To seal cracks less than 1/8 inch in width, you can use a flexible concrete filler like this from Bluestar. The thin spout on the bottle allows you to carefully squeeze the filler into the crack and then smooth it out with a putty knife for a neat finish. The filler seals the crack once dry, so moisture can’t continue to enlarge the gap and it is flexible enough to give slightly with ground movement or expansion/contraction of the concrete to resist splitting, lifting or cracking.

For larger cracks that could be a hazard to safety or a passageway for moisture, it is a good idea to use an epoxy or polyurethane coating that is strong, durable and can withstand chemical attack. These products can be injected into the crack using an epoxy injection system, which provides an effective and permanent repair. For extensive damage from tree roots, a more comprehensive root barrier or removal may be required.

Structural Damage

Concrete is an incredibly versatile building material, but that doesn’t mean it’s indestructible. When cracks form, the resulting stress can cause structural damage that weakens the entire structure and potentially render it unsafe for use. This type of damage requires an expert in concrete repair to resolve.

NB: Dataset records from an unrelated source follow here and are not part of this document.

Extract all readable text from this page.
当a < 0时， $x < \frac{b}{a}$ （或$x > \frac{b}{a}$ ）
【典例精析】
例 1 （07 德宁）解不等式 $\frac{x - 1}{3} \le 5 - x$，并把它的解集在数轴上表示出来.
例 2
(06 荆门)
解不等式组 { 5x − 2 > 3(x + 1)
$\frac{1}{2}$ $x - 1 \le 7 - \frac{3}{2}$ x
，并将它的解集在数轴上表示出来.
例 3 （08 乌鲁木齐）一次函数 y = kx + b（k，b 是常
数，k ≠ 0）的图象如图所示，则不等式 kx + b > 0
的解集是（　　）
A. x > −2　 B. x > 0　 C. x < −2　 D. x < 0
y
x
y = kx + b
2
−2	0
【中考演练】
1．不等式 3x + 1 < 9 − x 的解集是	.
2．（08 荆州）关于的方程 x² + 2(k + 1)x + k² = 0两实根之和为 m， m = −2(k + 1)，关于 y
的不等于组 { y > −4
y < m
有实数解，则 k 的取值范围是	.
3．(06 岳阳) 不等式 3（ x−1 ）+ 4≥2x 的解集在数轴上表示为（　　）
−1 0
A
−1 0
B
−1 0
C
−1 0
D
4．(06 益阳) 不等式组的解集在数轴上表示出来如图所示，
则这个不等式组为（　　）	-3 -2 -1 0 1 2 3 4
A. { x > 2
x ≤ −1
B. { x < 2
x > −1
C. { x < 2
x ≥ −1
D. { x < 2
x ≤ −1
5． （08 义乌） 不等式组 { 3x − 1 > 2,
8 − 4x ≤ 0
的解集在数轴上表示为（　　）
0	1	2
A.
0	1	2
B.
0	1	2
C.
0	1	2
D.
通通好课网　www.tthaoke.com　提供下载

Concrete repairs can be undertaken using a variety of techniques, from dry packing to conventional placement. In general, the repair mix should be of similar compressive strength to the existing concrete and should have a low water:cement ratio in order to minimize shrinkage cracking. The addition of styrene butadiene rubber (SBR) to the mix is also beneficial, as it reduces the water:cement ratio and improves workability.

In the case of historic concrete structures, like-for-like repair materials are typically preferred in order to maintain the overall fabric and appearance of the original structure. However, this should always be based on an informed decision, as modern ‘concrete repair mortars’ can perform just as well and are more cost-effective in many instances.

The concrete in historic buildings and structures will often have been subject to a number of weathering processes, such as carbonation and sulfation. The results of this can be seen as a slight darkening of the surface of the concrete and these effects can be duplicated through the use of surface treatments, such as live yoghurt or cow dung.

The addition of pre-stressing steel can also help to increase the strength of concrete repairs, especially when they are made to large sections of honeycombing concrete. This method is commonly used to reinforce concrete columns, beams and piers.

During the course of any concrete restoration project, it’s essential that all factors causing cracking are identified and addressed in the repair design. This is so that the underlying causes of the damage are resolved, which will prevent the issues from reoccurring in future. If you’re looking for a concrete repair company that will take the time to thoroughly assess your concrete structure and provide the best repair solution, contact the experts at CMR today. We specialize in the resurfacing and repair of commercial and residential concrete, including demolition and excavation services.

Loose Joints

Concrete expansion joints are designed to expand and contract with temperature changes. Unstable concrete around these expansion joints can be a safety hazard for pedestrians and drivers. Loose expansion joints can also cause concrete damage and need to be repaired by experienced professionals.

Identifying the exact type of concrete damage is the first step in any concrete repair project. Plastic shrinkage cracks, hairline cracks, and spalling of slab edges are common warehouse concrete damage problems that can be caused by a variety of issues. Fortunately, these cracks can be easily repaired with the right products.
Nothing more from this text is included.